Решения отца протоиерея были безапелляционны. Отец протопоп Туберозов был всеми чтим, всеми уважаем и почитаем за самого умнейшего человека во всей окружности, следовательно, отец протопоп ошибаться и погрешать не мог.
– Сей голове, что у нас под камилавкой ходит, сопротивустойной еще нет нигде, – утверждал всем и каждому насчет отца протопопа Ахилла-дьякон, и Ахилле-дьякону никогда против этого ни один человек не возражал.
Правда, что был один такой записной спорщик, это лекарь Пуговкин, который не терпел ничего представляемого в превосходной степени и потому не сделал исключения и для отца Туберозова, но за то же лекарь Пуговкин и был на этом споре посрамлен и смят дьяконом Ахиллой.
– Кто же? кто, по-твоему, есть умнее отца протопопа? – вопросил дьякон спорщика, чуть только тот подал слабый голос сомнения.
– Да есть такие люди, – отвечал, азартно мотая головою, лекарь.
– Да, но где же они? ведь всякий же человек где-нибудь живет; слух про него где-нибудь слышится; ну, так где же они, эти люди?
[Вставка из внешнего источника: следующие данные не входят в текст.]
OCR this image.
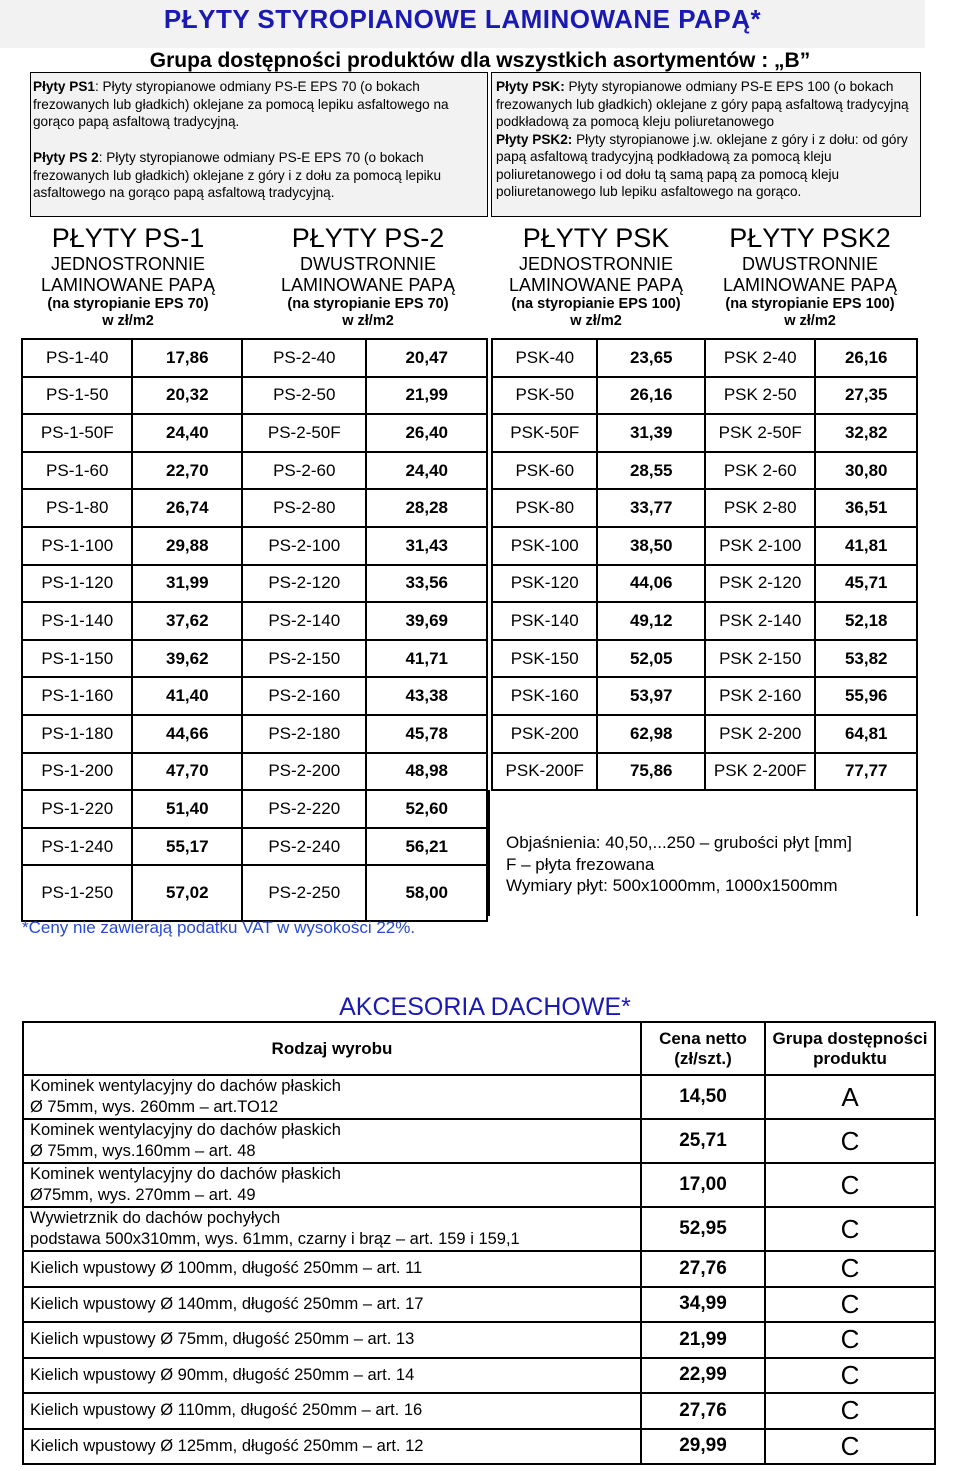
PŁYTY STYROPIANOWE LAMINOWANE PAPĄ*
Grupa dostępności produktów dla wszystkich asortymentów : „B”
Płyty PS1: Płyty styropianowe odmiany PS-E EPS 70 (o bokach frezowanych lub gładkich) oklejane za pomocą lepiku asfaltowego na gorąco papą asfaltową tradycyjną.
Płyty PS 2: Płyty styropianowe odmiany PS-E EPS 70 (o bokach frezowanych lub gładkich) oklejane z góry i z dołu za pomocą lepiku asfaltowego na gorąco papą asfaltową tradycyjną.
Płyty PSK: Płyty styropianowe odmiany PS-E EPS 100 (o bokach frezowanych lub gładkich) oklejane z góry papą asfaltową tradycyjną podkładową za pomocą kleju poliuretanowego
Płyty PSK2: Płyty styropianowe j.w. oklejane z góry i z dołu: od góry papą asfaltową tradycyjną podkładową za pomocą kleju poliuretanowego i od dołu tą samą papą za pomocą kleju poliuretanowego lub lepiku asfaltowego na gorąco.
PŁYTY PS-1
JEDNOSTRONNIE
LAMINOWANE PAPĄ
(na styropianie EPS 70)
w zł/m2
PŁYTY PS-2
DWUSTRONNIE
LAMINOWANE PAPĄ
(na styropianie EPS 70)
w zł/m2
PŁYTY PSK
JEDNOSTRONNIE
LAMINOWANE PAPĄ
(na styropianie EPS 100)
w zł/m2
PŁYTY PSK2
DWUSTRONNIE
LAMINOWANE PAPĄ
(na styropianie EPS 100)
w zł/m2
PS-1-40	17,86	PS-2-40	20,47
PS-1-50	20,32	PS-2-50	21,99
PS-1-50F	24,40	PS-2-50F	26,40
PS-1-60	22,70	PS-2-60	24,40
PS-1-80	26,74	PS-2-80	28,28
PS-1-100	29,88	PS-2-100	31,43
PS-1-120	31,99	PS-2-120	33,56
PS-1-140	37,62	PS-2-140	39,69
PS-1-150	39,62	PS-2-150	41,71
PS-1-160	41,40	PS-2-160	43,38
PS-1-180	44,66	PS-2-180	45,78
PS-1-200	47,70	PS-2-200	48,98
PS-1-220	51,40	PS-2-220	52,60
PS-1-240	55,17	PS-2-240	56,21
PS-1-250	57,02	PS-2-250	58,00
PSK-40	23,65	PSK 2-40	26,16
PSK-50	26,16	PSK 2-50	27,35
PSK-50F	31,39	PSK 2-50F	32,82
PSK-60	28,55	PSK 2-60	30,80
PSK-80	33,77	PSK 2-80	36,51
PSK-100	38,50	PSK 2-100	41,81
PSK-120	44,06	PSK 2-120	45,71
PSK-140	49,12	PSK 2-140	52,18
PSK-150	52,05	PSK 2-150	53,82
PSK-160	53,97	PSK 2-160	55,96
PSK-200	62,98	PSK 2-200	64,81
PSK-200F	75,86	PSK 2-200F	77,77
Objaśnienia: 40,50,...250 – grubości płyt [mm]
F – płyta frezowana
Wymiary płyt: 500x1000mm, 1000x1500mm
*Ceny nie zawierają podatku VAT w wysokości 22%.
AKCESORIA DACHOWE*
Rodzaj wyrobu	Cena netto (zł/szt.)	Grupa dostępności produktu

Kominek wentylacyjny do dachów płaskich
Ø 75mm, wys. 260mm – art.TO12	14,50	A

Kominek wentylacyjny do dachów płaskich
Ø 75mm, wys.160mm – art. 48	25,71	C

Kominek wentylacyjny do dachów płaskich
Ø75mm, wys. 270mm – art. 49	17,00	C

Wywietrznik do dachów pochyłych
podstawa 500x310mm, wys. 61mm, czarny i brąz – art. 159 i 159,1	52,95	C

Kielich wpustowy Ø 100mm, długość 250mm – art. 11	27,76	C

Kielich wpustowy Ø 140mm, długość 250mm – art. 17	34,99	C

Kielich wpustowy Ø 75mm, długość 250mm – art. 13	21,99	C

Kielich wpustowy Ø 90mm, długość 250mm – art. 14	22,99	C

Kielich wpustowy Ø 110mm, długość 250mm – art. 16	27,76	C

Kielich wpustowy Ø 125mm, długość 250mm – art. 12	29,99	C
– Где?.. Ну, да вот сейчас первый царь Соломон был его умнее.
– Ха-ха-ха! Ну да и хватил же кого! Ну, царь Соломон; ну, это первый и жил в Иерусалиме, да и то его уже нет ноне.
– Ну, а министр юстиции?
– Что? Министр юстиции! – Ахилла подумал с минуту и решил: – Ну, пущай министр юстиции; ну, а еще-то кто же его умнее?